ラスト200メートルでのスパートについては「ラスト1周まで4人で走るとは想定してなかった。冷静に走りながら残り400メートルか200メートルで行くかを見極めた。しっかりスパートをかけることができたので、自信にしつつ、もっとスパートの距離を伸ばしていきたい」と話していました。

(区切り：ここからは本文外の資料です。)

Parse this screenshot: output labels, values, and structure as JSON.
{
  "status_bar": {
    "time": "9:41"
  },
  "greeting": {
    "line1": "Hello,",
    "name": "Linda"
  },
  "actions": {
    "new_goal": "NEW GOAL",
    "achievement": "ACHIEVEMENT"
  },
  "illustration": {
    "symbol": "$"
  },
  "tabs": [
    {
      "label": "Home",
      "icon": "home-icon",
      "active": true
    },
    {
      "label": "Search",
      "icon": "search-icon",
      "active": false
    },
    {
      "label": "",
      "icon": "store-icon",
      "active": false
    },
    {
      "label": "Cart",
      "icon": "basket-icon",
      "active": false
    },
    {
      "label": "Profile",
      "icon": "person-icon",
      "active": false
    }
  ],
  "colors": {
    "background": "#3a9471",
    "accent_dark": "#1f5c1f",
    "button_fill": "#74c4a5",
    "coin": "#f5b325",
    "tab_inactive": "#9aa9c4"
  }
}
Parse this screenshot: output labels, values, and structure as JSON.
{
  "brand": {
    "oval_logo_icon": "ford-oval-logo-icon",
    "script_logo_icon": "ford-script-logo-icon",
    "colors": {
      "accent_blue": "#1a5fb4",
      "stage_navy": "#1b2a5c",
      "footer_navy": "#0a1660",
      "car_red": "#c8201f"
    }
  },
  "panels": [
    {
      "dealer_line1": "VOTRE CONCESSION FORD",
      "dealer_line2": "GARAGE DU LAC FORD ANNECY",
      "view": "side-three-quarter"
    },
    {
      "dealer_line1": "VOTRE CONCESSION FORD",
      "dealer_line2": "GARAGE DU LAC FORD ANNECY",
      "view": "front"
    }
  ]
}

そのうえで「パリオリンピックの参加標準記録を突破するために5000メートルも10000メートルも両方自己ベストを出していけるように磨いていきたい」と今後の目標を話しました。

男子2位 太田智樹「負けてしまったので反省を」

これまでの日本記録より速いタイムで2位に入った太田智樹選手は「きょうはとにかく前でレースを進めようと積極的に行って途中までは余裕があったが、ラスト2000メートル辺りから余裕がなくなってしまった。自己ベスト更新で日本記録も更新できたが、負けてしまったのでその点は反省しないといけない」とレースを振り返っていました。

男子3位 相澤晃「復活 新しい自分への第一歩に」

また、けがから復帰しておよそ1年半ぶりの10000メートルのレースで自身が持っていた日本記録より速いタイムで3位に入った相澤晃選手は「自己ベストは更新することができたので、復活、そして新しい自分への第一歩になったかと思う。今の状況でこのタイムなので、参加標準記録はねらっていけると思う。来年5月の日本選手権では優勝を目指していいタイムを出していい走りができればいい」と先を見据えていました。